Suraj Nedungadi, AVP – Strategy at YAAP, said brands that truly understand internet culture have had to move beyond traditional marketing playbooks and fixed metrics like follower counts or reach benchmarks. He added that redefining what cultural relevance looks like is often a difficult shift for organisations and leadership teams.

“The brands separating themselves right now are the ones who have made that internal case and won it. They've stopped measuring success by how many people saw something and started asking whether the people who matter actually cared. They're not running social calendars driven by ‘number of posts.’ They're investing in long-term, brand-owned intellectual property and building digital communities they have a meaningful, sustained relationship with,” he said.
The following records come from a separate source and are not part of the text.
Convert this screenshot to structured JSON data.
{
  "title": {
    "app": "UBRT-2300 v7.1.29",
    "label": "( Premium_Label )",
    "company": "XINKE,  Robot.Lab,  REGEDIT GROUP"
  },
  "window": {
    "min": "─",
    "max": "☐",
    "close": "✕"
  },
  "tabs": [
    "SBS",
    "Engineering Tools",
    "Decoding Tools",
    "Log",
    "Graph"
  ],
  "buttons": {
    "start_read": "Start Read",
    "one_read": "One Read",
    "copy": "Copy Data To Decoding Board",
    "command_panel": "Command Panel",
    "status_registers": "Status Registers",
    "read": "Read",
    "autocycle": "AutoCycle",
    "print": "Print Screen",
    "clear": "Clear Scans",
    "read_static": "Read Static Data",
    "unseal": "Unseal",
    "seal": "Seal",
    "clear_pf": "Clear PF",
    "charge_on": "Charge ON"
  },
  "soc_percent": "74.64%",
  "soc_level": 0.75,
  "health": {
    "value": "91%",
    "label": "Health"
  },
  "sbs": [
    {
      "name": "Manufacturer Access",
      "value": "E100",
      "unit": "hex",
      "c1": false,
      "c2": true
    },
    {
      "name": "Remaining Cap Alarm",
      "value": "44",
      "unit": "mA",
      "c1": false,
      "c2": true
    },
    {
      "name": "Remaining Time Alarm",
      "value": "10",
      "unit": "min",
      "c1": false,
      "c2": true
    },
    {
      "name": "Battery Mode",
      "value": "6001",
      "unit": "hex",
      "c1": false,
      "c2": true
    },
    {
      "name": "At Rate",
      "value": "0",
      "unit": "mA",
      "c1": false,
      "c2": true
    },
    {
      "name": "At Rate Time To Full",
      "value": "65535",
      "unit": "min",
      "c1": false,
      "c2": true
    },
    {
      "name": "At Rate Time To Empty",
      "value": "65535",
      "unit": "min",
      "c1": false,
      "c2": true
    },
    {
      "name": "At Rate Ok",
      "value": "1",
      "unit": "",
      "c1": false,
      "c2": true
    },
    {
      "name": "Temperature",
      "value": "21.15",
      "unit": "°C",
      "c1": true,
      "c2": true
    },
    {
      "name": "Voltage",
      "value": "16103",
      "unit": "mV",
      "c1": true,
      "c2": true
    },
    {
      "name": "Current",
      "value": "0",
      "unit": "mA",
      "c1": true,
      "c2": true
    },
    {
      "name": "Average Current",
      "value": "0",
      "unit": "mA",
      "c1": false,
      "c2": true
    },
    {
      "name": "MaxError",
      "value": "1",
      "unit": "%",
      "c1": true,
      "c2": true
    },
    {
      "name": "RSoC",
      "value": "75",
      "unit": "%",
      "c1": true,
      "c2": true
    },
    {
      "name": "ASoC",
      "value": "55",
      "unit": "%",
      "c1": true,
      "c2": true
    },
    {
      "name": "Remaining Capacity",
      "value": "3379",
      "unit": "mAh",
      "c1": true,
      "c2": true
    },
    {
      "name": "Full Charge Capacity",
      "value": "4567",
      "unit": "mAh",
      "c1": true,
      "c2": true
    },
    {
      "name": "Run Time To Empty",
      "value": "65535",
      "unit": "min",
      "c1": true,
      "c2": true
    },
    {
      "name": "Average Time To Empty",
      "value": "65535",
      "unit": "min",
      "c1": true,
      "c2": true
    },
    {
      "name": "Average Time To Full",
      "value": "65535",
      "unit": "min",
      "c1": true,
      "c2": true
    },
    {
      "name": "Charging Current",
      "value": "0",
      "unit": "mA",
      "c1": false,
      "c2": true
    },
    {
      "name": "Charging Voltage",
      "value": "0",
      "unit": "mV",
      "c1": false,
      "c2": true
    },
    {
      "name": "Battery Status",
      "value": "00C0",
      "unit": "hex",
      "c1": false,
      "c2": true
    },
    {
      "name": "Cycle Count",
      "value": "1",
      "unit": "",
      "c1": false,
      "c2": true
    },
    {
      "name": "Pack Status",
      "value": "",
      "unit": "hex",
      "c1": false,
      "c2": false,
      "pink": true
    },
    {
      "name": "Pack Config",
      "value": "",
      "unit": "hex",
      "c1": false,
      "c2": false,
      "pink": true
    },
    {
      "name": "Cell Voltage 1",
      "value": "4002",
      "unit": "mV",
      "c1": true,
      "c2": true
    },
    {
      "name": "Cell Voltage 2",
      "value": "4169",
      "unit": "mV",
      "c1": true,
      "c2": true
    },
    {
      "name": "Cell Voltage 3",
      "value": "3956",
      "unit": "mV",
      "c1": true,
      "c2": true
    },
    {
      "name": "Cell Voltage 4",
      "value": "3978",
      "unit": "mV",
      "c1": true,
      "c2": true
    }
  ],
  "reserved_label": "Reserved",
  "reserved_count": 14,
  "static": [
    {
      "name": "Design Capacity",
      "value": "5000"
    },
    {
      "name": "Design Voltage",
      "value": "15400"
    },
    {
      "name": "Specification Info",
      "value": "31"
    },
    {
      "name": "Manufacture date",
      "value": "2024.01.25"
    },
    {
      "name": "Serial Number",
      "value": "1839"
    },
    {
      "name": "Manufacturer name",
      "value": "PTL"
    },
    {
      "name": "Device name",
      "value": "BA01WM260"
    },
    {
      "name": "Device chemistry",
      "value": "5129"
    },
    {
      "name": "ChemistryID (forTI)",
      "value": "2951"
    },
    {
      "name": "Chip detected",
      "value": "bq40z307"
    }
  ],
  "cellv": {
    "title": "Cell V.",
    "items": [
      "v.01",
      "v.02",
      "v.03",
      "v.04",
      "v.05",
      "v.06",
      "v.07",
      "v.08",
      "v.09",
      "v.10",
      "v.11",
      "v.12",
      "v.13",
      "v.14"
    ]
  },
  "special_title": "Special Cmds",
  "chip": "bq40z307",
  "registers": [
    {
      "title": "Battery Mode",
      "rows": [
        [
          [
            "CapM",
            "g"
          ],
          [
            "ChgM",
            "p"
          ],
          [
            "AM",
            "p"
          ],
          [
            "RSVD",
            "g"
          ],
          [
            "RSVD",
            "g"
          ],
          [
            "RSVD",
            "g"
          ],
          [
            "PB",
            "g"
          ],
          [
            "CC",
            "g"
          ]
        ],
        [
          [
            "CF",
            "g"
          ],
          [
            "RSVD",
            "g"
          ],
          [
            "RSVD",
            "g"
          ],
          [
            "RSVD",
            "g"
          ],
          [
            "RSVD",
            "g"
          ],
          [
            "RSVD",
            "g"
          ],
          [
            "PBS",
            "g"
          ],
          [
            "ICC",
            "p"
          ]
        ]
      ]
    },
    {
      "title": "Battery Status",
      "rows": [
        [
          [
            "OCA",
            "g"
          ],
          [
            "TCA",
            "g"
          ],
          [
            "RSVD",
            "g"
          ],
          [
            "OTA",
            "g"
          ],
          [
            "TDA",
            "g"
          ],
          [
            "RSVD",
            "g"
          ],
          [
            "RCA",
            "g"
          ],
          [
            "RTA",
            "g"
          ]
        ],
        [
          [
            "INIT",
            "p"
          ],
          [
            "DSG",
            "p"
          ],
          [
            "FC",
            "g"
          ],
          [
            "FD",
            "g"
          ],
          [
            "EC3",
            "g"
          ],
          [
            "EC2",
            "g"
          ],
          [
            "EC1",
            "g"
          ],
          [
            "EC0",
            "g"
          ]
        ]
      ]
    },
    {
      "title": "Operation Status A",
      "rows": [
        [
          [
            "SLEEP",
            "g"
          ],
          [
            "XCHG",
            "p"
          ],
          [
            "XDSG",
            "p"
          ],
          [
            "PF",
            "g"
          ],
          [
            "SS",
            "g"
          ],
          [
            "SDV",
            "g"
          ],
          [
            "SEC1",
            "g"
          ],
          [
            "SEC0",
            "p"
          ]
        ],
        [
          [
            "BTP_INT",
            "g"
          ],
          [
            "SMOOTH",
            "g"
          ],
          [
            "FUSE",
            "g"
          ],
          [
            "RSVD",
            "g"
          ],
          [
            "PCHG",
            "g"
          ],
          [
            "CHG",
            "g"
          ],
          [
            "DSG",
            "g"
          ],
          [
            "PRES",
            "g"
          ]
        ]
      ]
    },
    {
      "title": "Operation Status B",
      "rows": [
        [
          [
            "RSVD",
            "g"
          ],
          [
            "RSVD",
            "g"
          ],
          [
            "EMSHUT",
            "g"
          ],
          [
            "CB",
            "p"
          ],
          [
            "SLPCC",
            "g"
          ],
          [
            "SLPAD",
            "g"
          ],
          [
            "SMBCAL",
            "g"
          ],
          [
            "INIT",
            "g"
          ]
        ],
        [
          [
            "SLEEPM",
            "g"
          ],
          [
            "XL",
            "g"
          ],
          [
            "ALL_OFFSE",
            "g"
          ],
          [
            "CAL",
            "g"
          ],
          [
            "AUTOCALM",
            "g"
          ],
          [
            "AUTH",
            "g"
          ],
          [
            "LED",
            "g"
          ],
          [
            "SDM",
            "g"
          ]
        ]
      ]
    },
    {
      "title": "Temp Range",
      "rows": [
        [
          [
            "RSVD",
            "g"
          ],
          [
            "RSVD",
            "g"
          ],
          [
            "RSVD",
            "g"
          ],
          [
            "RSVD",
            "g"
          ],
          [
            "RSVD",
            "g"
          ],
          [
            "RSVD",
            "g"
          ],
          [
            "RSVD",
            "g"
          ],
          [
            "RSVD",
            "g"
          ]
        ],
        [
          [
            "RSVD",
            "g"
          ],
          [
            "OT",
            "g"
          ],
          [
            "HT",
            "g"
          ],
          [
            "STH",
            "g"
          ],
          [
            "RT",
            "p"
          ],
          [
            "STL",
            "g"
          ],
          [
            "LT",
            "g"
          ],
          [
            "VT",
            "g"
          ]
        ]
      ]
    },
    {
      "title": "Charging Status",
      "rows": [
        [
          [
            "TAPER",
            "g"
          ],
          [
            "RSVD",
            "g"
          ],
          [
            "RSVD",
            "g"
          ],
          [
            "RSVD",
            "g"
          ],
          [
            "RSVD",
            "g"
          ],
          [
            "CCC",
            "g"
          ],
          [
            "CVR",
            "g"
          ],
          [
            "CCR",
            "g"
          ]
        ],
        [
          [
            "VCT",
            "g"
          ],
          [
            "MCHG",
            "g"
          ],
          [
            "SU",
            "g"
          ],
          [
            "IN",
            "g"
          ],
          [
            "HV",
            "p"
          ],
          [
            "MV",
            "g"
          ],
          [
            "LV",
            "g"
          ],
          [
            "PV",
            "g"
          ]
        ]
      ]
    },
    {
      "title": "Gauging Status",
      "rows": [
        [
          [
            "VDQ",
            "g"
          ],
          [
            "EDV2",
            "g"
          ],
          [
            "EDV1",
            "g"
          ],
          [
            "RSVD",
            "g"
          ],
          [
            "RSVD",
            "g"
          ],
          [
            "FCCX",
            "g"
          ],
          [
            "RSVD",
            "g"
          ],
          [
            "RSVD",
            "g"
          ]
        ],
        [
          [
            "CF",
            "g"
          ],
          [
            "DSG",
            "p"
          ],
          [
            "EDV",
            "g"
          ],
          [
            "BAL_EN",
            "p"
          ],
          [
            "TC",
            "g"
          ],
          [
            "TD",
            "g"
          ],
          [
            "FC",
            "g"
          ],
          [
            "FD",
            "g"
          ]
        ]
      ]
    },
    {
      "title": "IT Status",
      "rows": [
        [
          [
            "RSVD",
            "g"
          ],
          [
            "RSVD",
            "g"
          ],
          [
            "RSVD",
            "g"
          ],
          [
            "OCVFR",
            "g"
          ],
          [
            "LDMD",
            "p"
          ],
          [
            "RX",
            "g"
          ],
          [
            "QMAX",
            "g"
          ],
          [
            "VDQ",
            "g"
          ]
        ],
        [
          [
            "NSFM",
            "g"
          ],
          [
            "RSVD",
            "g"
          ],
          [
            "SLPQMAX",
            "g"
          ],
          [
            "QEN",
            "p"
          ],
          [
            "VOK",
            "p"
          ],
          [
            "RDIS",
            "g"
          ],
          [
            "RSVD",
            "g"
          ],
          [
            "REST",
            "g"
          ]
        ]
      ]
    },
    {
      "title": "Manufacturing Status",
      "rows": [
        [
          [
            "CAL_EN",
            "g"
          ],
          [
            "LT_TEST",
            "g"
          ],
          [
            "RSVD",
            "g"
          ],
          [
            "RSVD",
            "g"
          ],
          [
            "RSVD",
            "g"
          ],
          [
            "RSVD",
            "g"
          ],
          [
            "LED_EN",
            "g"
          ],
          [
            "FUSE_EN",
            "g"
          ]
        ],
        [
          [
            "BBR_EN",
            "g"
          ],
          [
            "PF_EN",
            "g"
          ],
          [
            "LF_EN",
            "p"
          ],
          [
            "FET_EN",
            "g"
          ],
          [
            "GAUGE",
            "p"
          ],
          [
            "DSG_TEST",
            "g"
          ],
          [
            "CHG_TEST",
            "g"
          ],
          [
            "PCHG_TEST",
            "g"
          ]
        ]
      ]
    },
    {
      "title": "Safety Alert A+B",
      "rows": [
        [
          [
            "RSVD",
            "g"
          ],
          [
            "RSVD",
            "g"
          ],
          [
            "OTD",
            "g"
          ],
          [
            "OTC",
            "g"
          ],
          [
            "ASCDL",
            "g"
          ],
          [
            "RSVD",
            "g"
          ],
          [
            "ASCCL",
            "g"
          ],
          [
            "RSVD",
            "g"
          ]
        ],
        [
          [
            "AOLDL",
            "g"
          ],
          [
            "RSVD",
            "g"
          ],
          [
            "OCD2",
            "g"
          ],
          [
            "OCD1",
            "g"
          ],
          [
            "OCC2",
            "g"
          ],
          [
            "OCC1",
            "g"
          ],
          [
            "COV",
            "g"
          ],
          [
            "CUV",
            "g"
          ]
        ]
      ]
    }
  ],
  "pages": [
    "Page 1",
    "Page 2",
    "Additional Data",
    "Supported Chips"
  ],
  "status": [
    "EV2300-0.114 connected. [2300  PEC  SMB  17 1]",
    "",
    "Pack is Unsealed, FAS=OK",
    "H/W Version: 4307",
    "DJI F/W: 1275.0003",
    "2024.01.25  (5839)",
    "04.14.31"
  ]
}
Explaining further, Nedungadi said brands that only chase viral moments may gain temporary visibility, but fail to build lasting cultural relevance. According to him, brands that consistently engage with communities in a meaningful and authentic way create stronger long-term resonance. He added that brands do not own culture but merely participate in it, and those that understand this are building more sustainable relationships online.

Together, these shifts reflect how internet relevance is no longer driven by visibility alone, but by whether brands and agencies can genuinely understand, anticipate and participate in culture as it unfolds in real time.